Мы уже упоминали о том, что "Спор Безумия и Амура" на долгое время оттеснил из поля зрения читателей поэзию Луизы Лабе. Практически во Франции ее стихи вплоть до XIX в. оставались среди "забытых шедевров"[397]. И эта несправедливость в известной мере неслучайна.

Во второй половине XVI столетия, в лучах всеобъемлющего гения Ронсара и его Плеяды и на фоне многотрудного и "ученого" Мориса Сева, прозрачная и по видимости непритязательная лирика Луизы Лабе и не могла быть замечена. Сообразно литературному вкусу эпохи ее любовные стихи "не дотягивали" ни до возвышенного платонизма лионцев, "Любви к Кассандре" Ронсара и "Оливы" Дю Белле, ни тем более до философского и гражданского размаха "Гимнов" и "Рассуждений" главы Плеяды. Ей "недоставало" и изысканной галантности, утвердившейся на французском Парнасе позднее, в конце века, когда слава Ронсара затмевалась его кажущимися последователями — придворным поэтом Филиппом Депортом и Вокленом де Ла Френе.

"Выпадение" лирики Луизы Лабе из литературного процесса ее эпохи — не результат ее несоответствия своему времени, но, на наш взгляд, свидетельство того, что своей поэзией Луиза Лабе предложила французской словесности Возрождения несколько иной путь поэтического творчества. В этой связи остановимся на одном из ее сонетов.

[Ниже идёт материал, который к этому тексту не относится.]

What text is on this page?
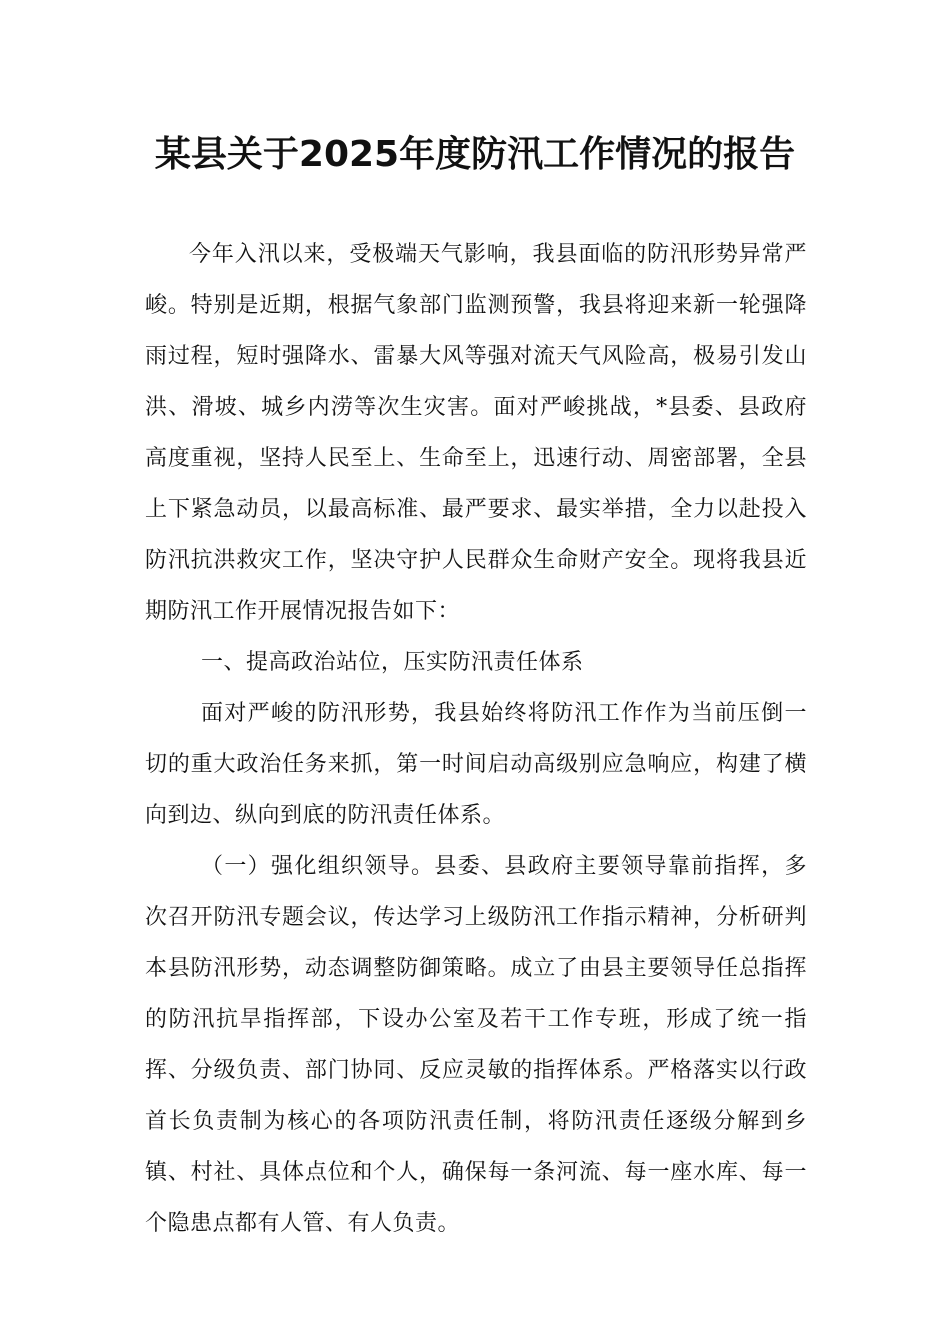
某县关于2025年度防汛工作情况的报告

今年入汛以来，受极端天气影响，我县面临的防汛形势异常严峻。特别是近期，根据气象部门监测预警，我县将迎来新一轮强降雨过程，短时强降水、雷暴大风等强对流天气风险高，极易引发山洪、滑坡、城乡内涝等次生灾害。面对严峻挑战，*县委、县政府高度重视，坚持人民至上、生命至上，迅速行动、周密部署，全县上下紧急动员，以最高标准、最严要求、最实举措，全力以赴投入防汛抗洪救灾工作，坚决守护人民群众生命财产安全。现将我县近期防汛工作开展情况报告如下：

一、提高政治站位，压实防汛责任体系

面对严峻的防汛形势，我县始终将防汛工作作为当前压倒一切的重大政治任务来抓，第一时间启动高级别应急响应，构建了横向到边、纵向到底的防汛责任体系。

（一）强化组织领导。县委、县政府主要领导靠前指挥，多次召开防汛专题会议，传达学习上级防汛工作指示精神，分析研判本县防汛形势，动态调整防御策略。成立了由县主要领导任总指挥的防汛抗旱指挥部，下设办公室及若干工作专班，形成了统一指挥、分级负责、部门协同、反应灵敏的指挥体系。严格落实以行政首长负责制为核心的各项防汛责任制，将防汛责任逐级分解到乡镇、村社、具体点位和个人，确保每一条河流、每一座水库、每一个隐患点都有人管、有人负责。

VIII сонет Луизы Лабе неизменно поражает современных исследователей поэзии XVI в. "совершенным мастерством искусства антитезы, вовсе не мешающей свободному излиянию страсти"[398]. Действительно, колебания меж радостью и печалью, увяданием и расцветом любовного чувства переданы в этом сонете в жесткой последовательности осуществления единственной риторической фигуры — антитезы[399], создающей ту особую атмосферу напряженности, предельности эмоции и искренности ее звучания, которые отличают лирику Лабе средь любовной французской поэзии 50-х годов.

"Простосердечие" лионской поэтессы, пленившее поэтов XIX и XX столетий[400], рождается не только из реального чувства и поэтической одухотворенности: они воплощались в ее лирике, как и во всей поэзии Возрождения, по определенным правилам "поэтической игры". "Простосердечие" управлялось искусством, т. е. умением осознать свою индивидуальность и свой жизненный опыт в традиции, выбрав в ней то, что наиболее соответствует собственной задаче.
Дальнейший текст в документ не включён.